L’adage “80 % des lois françaises viennent de l’UE” trouve son origine dans une déclaration de Jacques Delors, alors président de la Commissions européenne, à la fin des années 80.

Il l’aurait prononcé à diverses reprises, mais l’extrait le plus cité (ici, ici et ) est celui d’une phrase prononcée en 1988 : “Vers l’an 2000, 80 % de la législation économique, peut-être même fiscale et sociale, sera décidée par les institutions européennes”.

Depuis, cette affirmation a été reprise abondamment tant par des europhiles que par des eurosceptiques (ici, ici et encore ).

Notons qu’ils ne se sont pas contentés de reprendre les mots de Jacques Delors, ils les ont déformés.

Ce n’était plus une prédiction sur le futur (“sera décidée”) mais une affirmation factuelle sur le présent (“80 % des lois qui sont votées à l’Assemblée nationale sont la transcription de directives européennes”, Marine Le Pen, octobre 2017). Ce n’était plus non plus une prédiction qui concerne seulement le secteur de l’économie mais une affirmation générale sur le total des lois votées à l’échelon national.

 

Combien de lois “viennent de l’UE” en France ? L’étude de Terra Nova

 

Pour mettre le pronostic de Delors à l’épreuve des faits, il fallait trouver des études qui mesurent précisément, sur le cas français, l’influence des directives et règlements européens sur les lois nationales.

La littérature nous donnait le choix entre une étude de 2011 écrite par les politistes Sylvain Brouard, Olivier Costa et Eric Kerrouche (“Are French Laws Written in Brussels? The Limited Europeanization of Law-Making in France and Its Implications”) et l’étude de Terra Nova (“Normes européennes, loi française : Le mythe des 80 %”) publiée en 2010 par Matthias Fekl et Thomas Platt (oui, il s’agit bien de l’éphémère ministre de l’Intérieur de la fin du quinquennat de François Hollande).

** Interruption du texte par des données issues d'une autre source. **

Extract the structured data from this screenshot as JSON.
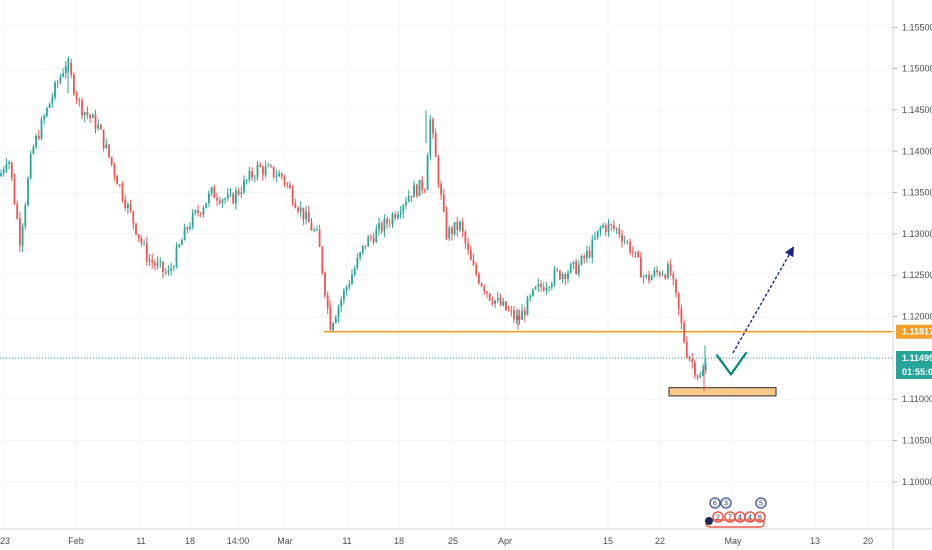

Nous avons retenu l’étude de Terra Nova pour deux raisons :

D’une part, les données qu’elle fournit couvrent une année supplémentaire (2008 pour Terra Nova VS 2007 pour l’étude Brouard and al.). De plus, la méthodologie retenue par l’étude de Terra Nova est plus précise. Ils regardent, à l’intérieur de chaque loi votée en France, le nombre d’articles de lois qui mentionnent une directive ou un texte européen. Elle permet donc d’entrer plus dans les détails et d’avoir une vision plus précise de l’influence de l’Union Européenne sur les lois votées en France.

 

Quels sont les résultats de l’étude de Terra Nova ?

 

Commençons par étudier la part des lois françaises dont au moins un article applique une directive ou un règlement européen. Nous vous résumons dans le graphique ci-dessous les données que vous trouverez à la page 12 de l’étude de Terra Nova.

 

On y voit que la proportion de lois “venant de l’Union Européenne” a pas mal varié et légèrement augmenté entre 1999 et 2008. La moyenne sur la période est de 24.36 % des lois françaises qui mentionnent, dans au moins un article, une directive ou un règlement européen.

 

Regardons maintenant plus précisément, article de loi par article de lois.  Nous vous résumons dans le graphique ci-dessous les données que vous trouverez à la page 16 de l’étude de Terra Nova.

 

Ici on voit que la proportion moyenne chute beaucoup pour arriver à 7.35 % d’articles de lois “venant de l’UE”.

 

Rappelons-nous que le pronostic de Jacques Delors ne concernait que les secteurs économiques. Il n’a jamais dit que les lois régulant tous les secteurs viendraient, en moyenne, à 80 % de l’UE. L’étude de Terra Nova nous donne cette répartition par secteurs à la page 18. Nous la reproduisons ci-dessous.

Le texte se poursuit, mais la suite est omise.